Isidoro es el gran intelectual del reino, el doctor Hispaniae. Autor de una extensa y variada obra, interpreta en clave cristiana el pasado clásico, edifica su tiempo y pone los cimientos de la cultura medieval, en especial con sus Etimologías y sus Sentencias. Alumbra el llamado «Renacimiento Isidoriano», que hace de la Hispania del siglo VII el faro cultural de la Europa Occidental. Pero Isidoro se encuentra lejos de la figura del intelectual recluido en su torre de marfil.
Es también un hombre de acción. Desde comienzos de la centuria y durante treinta y seis años ostenta la cátedra hispalense, ocupándose de las tareas que esta conlleva y extendiendo su ascendencia al conjunto del reino. Gobierna su diócesis, dirige los concilios béticos y toma medidas disciplinares que afectan a sus colegas.

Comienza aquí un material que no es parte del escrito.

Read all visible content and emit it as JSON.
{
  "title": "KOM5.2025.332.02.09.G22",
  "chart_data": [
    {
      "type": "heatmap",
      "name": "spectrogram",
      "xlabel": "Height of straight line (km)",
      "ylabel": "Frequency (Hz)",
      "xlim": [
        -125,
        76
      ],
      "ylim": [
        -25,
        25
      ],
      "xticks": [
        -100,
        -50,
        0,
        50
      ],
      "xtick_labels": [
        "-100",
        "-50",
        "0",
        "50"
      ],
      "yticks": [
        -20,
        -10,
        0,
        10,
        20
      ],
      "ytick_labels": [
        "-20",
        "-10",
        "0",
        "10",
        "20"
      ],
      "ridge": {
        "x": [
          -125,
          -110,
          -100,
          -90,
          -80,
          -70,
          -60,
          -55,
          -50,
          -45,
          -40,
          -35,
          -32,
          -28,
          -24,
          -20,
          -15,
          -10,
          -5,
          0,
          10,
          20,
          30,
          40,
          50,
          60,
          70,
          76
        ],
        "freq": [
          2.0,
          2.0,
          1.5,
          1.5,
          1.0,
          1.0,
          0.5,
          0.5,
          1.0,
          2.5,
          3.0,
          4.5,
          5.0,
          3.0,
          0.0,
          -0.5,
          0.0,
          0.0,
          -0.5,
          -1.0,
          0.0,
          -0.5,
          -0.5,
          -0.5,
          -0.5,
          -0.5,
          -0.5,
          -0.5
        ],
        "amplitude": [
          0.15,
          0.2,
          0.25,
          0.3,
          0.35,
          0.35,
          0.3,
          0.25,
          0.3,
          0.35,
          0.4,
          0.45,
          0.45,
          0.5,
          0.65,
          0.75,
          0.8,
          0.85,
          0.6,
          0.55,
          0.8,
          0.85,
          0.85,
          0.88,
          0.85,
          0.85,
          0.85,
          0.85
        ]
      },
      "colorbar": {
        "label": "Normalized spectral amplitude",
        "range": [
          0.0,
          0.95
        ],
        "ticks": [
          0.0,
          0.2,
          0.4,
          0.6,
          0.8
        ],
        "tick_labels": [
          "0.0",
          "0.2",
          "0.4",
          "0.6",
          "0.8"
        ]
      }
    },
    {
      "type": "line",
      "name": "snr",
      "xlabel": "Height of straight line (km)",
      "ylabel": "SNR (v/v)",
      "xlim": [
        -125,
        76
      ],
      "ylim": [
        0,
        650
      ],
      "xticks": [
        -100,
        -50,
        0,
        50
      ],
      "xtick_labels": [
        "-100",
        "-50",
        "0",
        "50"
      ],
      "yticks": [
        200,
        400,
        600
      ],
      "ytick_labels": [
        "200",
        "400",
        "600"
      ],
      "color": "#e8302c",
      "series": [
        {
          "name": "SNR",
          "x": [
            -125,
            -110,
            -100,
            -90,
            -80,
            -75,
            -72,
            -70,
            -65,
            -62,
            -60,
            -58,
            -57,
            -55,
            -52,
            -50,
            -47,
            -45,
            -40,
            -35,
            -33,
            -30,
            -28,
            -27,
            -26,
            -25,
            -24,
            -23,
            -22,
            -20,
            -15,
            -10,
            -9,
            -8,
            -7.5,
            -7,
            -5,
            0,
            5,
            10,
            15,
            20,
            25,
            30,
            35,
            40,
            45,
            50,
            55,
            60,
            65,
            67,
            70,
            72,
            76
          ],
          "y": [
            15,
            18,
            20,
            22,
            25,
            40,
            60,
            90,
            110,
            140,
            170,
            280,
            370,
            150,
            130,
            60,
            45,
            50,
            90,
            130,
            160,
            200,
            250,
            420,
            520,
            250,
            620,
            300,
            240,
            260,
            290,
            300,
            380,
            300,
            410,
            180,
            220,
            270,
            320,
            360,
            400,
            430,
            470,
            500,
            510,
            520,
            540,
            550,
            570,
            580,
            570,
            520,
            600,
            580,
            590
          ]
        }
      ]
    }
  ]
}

Su involucración en un turbio y largo affaire judicial de la diócesis de Écija no supone una mácula para su fama y prestigio. Al contrario, ejerce una suerte de tutela sobre el reino y sus monarcas. Organiza, inspira y preside el Concilio IV de Toledo, el llamado «Concilio constituyente».
Convocado en una delicada coyuntura política, Isidoro logra imponer su concepción del Estado y del gobierno, a cambio de legitimar el golpe de Estado protagonizado por Sisenando y abandonar a suerte a su admirado Suintila, el monarca derrocado.
Se implanta así, al menos en la teoría, una concepción teocrática de la autoridad: el poder político está en inferioridad con el episcopal, de modo que el gobierno del rey se legitima cuando este ejerce como un pastor de almas, al modo de un obispo.
Es una teología política de sacralización y autoridad moral del poder. Además, Isidoro pretende en el mencionado concilio dar estabilidad al reino, solventando el secular problema sucesorio de la corona y proporcionando un habeas corpus a la nobleza, aunque fracasa según demuestra la segunda mitad del siglo VII.

Asimismo, Isidoro inicia el magno edificio legislativo que supone el Libro de los Jueces. En suma, sin duda el obispo Isidoro constituye la máxima gloria del reino visigodo: intelectual polígrafo, pero también indiscutido líder eclesiástico, social y político.
Por su parte, Valerio, en la segunda mitad de la centuria, presenta una personalidad y experiencia vital muy definida. Acre, tan áspero de carácter como de trato, se le han atribuido toda suerte de patologías psíquicas. Pero contamos con su propio testimonio, con sus escritos autobiográficos.
Según declara Valerio, en su juventud no tenía preocupación religiosa alguna, y se ocupaba únicamente del aprendizaje de las artes liberales. Quizás fruto de una crisis espiritual, a los veinte años se inicia en la vida monástica.
Sin embargo, el resto de su biografía va a discurrir lejos de la placidez que, se supone, esta debía proporcionarle. Su vida va a estar regida por su determinación ascética, pero también por sus difíciles relaciones con la jerarquía eclesiástica y con cuantos a él se acercan.
Especialmente interesante es su reluctancia al ingreso en el sacerdocio, pues este comportaba no pocas transacciones y obligaciones mundanas. Todas sus dificultades vitales son interpretadas por Valerio como la oposición constante del diablo a su determinación de santidad.

Baste un ejemplo: se le descompone el vientre cuando está impartiendo misa, con consecuencias vergonzosas. Él inmediatamente atribuye el episodio a un ataque demoníaco. Obsesionado con la presencia del diablo y con los peligros mundanos, Valerio opta por la vida en soledad, en constante penitencia y extremado rigor ascético.
La lucha espiritual y la resistencia a las tentaciones ocuparán sus días hasta la llegada de la muerte. En fin, es un hombre complejo, misógino, violento, peculiar, desabrido, intransigente y tan superlativo como el uso frecuente que hace del grado en sus escritos, pero también un minucioso asceta y fino literato.
Estamos, pues, ante sendas personalidades tan fuertes como distintas, casi opuestas. Pese a su singularidad, bien pueden representar las dos almas de la Iglesia visigoda.